We did manage to start building up the boating a bit, and by late may actually tackled the Thames through London for the first time.  By the summer we also tackled a trip up the Lee and Stort, again repeating the Thames from Limehouse, but then felt we could leave CHALICE unmaintained no longer, and much of the summer was spent painting her.

Our hopes of making up with a trip in the October half term ended when my Mum fell ill, and sadly Mum passed away just before the New Year.

So we were fairly determined to make 2011 different, unless circumstances overtook us. (I managed to get cataract surgery out of the way at a time I couldn't really be boating!).

So nothing, even the search for our new boat, was going to stop us doing our planned ambitious Easter trip.

SICKLE up for sale
Just before then though, SICKLE appeared for sale on "Apollo Duck", a site used by many to advertise boats privately.  This was completely unexpected, but the price seemed high, and we had already decided we didn't want to go the "second boat" approach, hadn't we ?

So we set off on our big Easter outing, (trip reports here, in the CHALICE blog.  ).

SICKLE's back cabin.
However, 3 weeks later SICKLE was still advertised "for sale", the price now rather less.

It couldn't hurt to go and view her could it ?  Once we had shoe-horned ourselves through those small back doors, and intrusive controls, into that tiny cabin, then we would convince ourself it was madness, would we not ?

Of course, I guess we knew the risks involved (!), and we both came away absolutely loving the boat, but still seriously doubting our sanity if we were to make an offer.
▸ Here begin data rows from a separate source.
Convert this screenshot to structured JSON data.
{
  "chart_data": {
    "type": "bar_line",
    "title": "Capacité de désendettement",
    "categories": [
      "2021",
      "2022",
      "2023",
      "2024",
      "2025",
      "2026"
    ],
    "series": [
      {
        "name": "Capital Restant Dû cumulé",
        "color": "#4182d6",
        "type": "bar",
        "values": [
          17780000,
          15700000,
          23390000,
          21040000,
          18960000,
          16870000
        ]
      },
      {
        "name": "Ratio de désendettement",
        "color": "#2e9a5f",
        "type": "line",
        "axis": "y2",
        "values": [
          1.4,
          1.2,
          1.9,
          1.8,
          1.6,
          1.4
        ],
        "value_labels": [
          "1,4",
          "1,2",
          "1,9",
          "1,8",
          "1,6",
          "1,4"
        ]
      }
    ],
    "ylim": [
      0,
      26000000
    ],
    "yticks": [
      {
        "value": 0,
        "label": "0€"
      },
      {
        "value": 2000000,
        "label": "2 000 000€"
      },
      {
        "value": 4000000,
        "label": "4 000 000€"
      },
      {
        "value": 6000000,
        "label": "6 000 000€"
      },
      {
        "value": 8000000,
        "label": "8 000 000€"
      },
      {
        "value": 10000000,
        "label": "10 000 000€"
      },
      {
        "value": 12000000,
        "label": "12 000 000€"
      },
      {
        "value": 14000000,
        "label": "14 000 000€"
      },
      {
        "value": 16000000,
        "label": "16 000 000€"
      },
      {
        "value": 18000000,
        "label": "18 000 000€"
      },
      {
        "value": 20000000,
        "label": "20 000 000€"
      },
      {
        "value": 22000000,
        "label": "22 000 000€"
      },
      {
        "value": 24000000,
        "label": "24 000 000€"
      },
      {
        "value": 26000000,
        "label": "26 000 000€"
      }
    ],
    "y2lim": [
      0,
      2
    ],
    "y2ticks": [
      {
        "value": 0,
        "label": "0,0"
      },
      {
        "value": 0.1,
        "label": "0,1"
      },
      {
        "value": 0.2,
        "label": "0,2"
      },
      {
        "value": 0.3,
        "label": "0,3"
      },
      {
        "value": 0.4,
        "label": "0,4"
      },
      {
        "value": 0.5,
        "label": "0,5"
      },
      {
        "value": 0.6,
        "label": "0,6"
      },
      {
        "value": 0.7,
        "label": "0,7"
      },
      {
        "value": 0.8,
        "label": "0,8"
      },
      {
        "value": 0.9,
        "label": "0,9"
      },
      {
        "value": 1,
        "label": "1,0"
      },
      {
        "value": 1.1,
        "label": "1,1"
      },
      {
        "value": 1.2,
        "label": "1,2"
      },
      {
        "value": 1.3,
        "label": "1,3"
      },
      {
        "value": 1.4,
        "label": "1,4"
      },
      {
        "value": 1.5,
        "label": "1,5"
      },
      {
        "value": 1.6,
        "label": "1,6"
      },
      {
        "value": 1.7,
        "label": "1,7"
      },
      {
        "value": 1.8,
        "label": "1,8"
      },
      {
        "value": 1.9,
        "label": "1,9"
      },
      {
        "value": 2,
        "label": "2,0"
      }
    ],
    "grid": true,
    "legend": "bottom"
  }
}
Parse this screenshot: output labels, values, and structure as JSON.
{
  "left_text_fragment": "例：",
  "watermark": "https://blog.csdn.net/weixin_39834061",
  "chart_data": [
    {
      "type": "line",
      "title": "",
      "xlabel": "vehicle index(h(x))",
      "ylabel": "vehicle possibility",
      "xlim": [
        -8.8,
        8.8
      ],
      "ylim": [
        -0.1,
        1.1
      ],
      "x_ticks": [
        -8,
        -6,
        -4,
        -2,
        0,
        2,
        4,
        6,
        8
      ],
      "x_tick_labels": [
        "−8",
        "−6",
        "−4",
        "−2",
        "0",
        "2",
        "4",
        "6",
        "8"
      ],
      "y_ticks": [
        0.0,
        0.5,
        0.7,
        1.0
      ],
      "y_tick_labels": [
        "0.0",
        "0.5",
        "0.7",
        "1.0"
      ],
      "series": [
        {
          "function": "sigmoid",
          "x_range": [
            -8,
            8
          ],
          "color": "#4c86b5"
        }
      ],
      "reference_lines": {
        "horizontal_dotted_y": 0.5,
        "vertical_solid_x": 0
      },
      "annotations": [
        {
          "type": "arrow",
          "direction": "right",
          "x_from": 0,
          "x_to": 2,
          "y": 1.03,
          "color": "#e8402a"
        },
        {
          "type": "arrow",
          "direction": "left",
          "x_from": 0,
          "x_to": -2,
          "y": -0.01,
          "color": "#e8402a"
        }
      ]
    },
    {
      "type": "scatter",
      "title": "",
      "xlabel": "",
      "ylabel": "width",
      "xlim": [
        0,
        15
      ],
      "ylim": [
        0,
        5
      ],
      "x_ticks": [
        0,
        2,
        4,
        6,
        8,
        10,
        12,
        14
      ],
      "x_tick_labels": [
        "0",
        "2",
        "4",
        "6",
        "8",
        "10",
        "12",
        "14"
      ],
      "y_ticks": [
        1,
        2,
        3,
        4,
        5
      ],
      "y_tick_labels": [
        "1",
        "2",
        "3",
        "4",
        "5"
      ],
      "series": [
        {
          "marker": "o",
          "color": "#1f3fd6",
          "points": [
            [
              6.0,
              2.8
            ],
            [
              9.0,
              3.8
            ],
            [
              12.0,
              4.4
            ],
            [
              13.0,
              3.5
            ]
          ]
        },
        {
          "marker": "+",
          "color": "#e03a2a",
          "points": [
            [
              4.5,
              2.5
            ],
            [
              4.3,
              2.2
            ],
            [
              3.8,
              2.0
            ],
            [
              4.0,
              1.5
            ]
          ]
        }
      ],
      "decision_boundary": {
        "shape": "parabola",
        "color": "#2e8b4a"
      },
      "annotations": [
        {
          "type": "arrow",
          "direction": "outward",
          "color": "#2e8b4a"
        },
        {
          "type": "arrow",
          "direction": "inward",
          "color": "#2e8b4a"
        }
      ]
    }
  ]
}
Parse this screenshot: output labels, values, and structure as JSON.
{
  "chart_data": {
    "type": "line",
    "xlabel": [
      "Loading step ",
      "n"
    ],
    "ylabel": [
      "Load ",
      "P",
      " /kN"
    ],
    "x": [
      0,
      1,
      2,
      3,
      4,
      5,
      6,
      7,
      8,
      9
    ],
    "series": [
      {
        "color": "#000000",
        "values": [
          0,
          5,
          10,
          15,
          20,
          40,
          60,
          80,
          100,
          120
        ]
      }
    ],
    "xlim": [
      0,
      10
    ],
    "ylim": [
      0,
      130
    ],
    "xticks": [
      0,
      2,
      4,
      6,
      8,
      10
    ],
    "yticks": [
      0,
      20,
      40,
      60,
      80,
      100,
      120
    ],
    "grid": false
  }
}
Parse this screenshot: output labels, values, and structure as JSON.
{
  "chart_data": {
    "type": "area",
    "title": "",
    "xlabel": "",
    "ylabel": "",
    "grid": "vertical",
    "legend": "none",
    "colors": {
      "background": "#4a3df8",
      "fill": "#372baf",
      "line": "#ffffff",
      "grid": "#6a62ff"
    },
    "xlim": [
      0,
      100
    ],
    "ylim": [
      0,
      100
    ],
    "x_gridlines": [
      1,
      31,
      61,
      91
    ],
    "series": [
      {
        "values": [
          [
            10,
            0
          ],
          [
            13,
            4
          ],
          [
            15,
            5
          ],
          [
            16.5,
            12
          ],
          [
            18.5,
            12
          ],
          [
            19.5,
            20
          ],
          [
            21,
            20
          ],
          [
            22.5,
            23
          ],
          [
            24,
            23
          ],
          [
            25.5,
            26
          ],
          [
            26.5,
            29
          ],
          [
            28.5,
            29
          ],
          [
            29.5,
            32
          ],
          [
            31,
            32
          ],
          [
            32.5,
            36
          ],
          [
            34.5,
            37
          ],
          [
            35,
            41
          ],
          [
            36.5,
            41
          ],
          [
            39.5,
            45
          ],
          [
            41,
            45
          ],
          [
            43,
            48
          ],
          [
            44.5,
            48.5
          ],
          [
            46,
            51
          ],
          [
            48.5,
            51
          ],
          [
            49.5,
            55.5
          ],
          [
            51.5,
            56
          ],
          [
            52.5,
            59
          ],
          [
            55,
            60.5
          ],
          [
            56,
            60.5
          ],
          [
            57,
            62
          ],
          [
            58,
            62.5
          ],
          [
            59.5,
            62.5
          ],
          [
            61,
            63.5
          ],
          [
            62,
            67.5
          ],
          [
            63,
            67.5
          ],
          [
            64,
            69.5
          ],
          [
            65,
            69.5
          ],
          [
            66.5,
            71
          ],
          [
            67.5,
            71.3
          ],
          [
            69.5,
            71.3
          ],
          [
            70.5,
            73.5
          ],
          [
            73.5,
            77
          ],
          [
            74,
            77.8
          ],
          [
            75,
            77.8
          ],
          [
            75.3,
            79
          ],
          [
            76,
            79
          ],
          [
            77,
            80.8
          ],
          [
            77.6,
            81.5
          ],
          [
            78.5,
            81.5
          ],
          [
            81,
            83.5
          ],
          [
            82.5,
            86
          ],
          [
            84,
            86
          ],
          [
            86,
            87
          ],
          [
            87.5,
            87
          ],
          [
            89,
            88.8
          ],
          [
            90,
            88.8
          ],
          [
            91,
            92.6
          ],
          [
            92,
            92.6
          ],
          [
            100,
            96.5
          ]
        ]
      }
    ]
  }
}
But at the same time, something rather momentous happened.  What appeared to be a phone call from a close friend, someone actually in my class throughout secondary school, proved not to be what it seemed.  It was actually his sister, who had the difficult task of telling me that Mike had had a massive coronary just two days earlier, and had died about a day later.  I had been out drinking with him just before we went boating at Easter - he was just back from a stay in France with his sister.  This news came as the latest in a long line of people that Cath or I knew, many about our age, who had died unexpectedly within the last few months.  In once case it was my former senior manager, seven years my junior.

SICKLE's bed hole.
We had talked increasingly after each of these events about how, if you don't just go and get on with it, you may have things in your life you always badly intended to do, but never managed, because events overtook you, and circumstances would then rule them out.  Mike's untimely death was the final straw, and we both decided to throw caution to the wind, and make an offer on SICKLE.

We quickly reached an agreement with the seller, and went up the next weekend to hand over a deposit, and finalise the deal.  We then went through some very fraught moments, that I'll not bore you with, trying to release the cash in time, (why do banks make you jump through hoops, and pay more money to access what is yours !).  We went through a few more anxious days where the money was paid, but we still had no boat, (I had a further hospital appointment in connection with checking out some eye problems), but a week after we had finalised the deal, we were ready to go and collect our new boat.

I last steered a heavily draughted boat in the 1970s, and have not used separate speed and gear wheel controls since.  Cath had no relevant experience of working old boats at all.  Would we make complete idiots of ourselves within the first few miles ?  We were about to find out!